El aluvión de dinero que ha inundado la NCAA, la Liga universitaria de Estados Unidos, ha convertido la competición formativa en un actor más dentro del panorama profesional en el deporte mundial. Y las líneas rojas que existían hasta hace bien poco son ahora más difusas que nunca. Un chaval nigeriano de 21 años, James Nnaji, jugador de baloncesto formado en la cantera del Barcelona y elegido en el puesto 31 del Draft de la NBA de 2023, es ahora el protagonista de un movimiento sin precedentes que vuelve a destapar la caja de los truenos en el torneo colegial.

La universidad de Baylor, uno de los programas más exitosos de los últimos años, acaba de incorporar al pívot de 2,13 a mitad de curso. Será la primera vez que un jugador profesional seleccionado por una franquicia de la NBA, donde no ha llegado a debutar, forme parte de una plantilla universitaria, una decisión que arrastra polémica en una Liga que hasta hace poco era considerada estrictamente amateur.

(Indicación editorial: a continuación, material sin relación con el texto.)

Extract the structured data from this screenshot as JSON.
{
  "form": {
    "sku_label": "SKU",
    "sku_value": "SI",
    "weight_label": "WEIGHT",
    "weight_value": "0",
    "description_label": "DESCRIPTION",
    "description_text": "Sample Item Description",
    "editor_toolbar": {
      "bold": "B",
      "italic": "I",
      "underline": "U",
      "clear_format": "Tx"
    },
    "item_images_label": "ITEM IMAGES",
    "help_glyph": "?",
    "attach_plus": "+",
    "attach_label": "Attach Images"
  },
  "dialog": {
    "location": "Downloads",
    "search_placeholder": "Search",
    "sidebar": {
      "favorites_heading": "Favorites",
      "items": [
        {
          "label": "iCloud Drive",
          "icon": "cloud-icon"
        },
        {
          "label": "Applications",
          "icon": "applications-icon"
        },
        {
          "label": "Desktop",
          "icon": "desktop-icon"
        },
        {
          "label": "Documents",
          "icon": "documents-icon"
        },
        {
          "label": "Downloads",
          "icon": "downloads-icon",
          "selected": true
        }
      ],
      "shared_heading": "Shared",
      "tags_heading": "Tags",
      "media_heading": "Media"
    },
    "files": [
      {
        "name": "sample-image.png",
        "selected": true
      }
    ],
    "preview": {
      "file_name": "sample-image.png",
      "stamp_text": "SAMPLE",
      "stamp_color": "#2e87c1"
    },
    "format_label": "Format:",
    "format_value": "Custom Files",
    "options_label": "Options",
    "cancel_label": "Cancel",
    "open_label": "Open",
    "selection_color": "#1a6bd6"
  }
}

Nnaji aterrizó el domingo en Waco, población de 150.000 habitantes situada en el estado de Texas y hogar de los Baylor Bears, campeones de la NCAA en 2021. Este lunes, su nuevo equipo disputa el último partido previo al arranque del Big 12, el torneo que debería abrirles las puertas a la locura de marzo (March Madness) y el torneo final universitario. Su entrenador espera que el nigeriano esté listo para estrenarse con el grupo el próximo 3 de enero, cuando arranca el tramo clave del curso y donde el pívot debería fortalecer la rotación de ocho jugadores del grupo.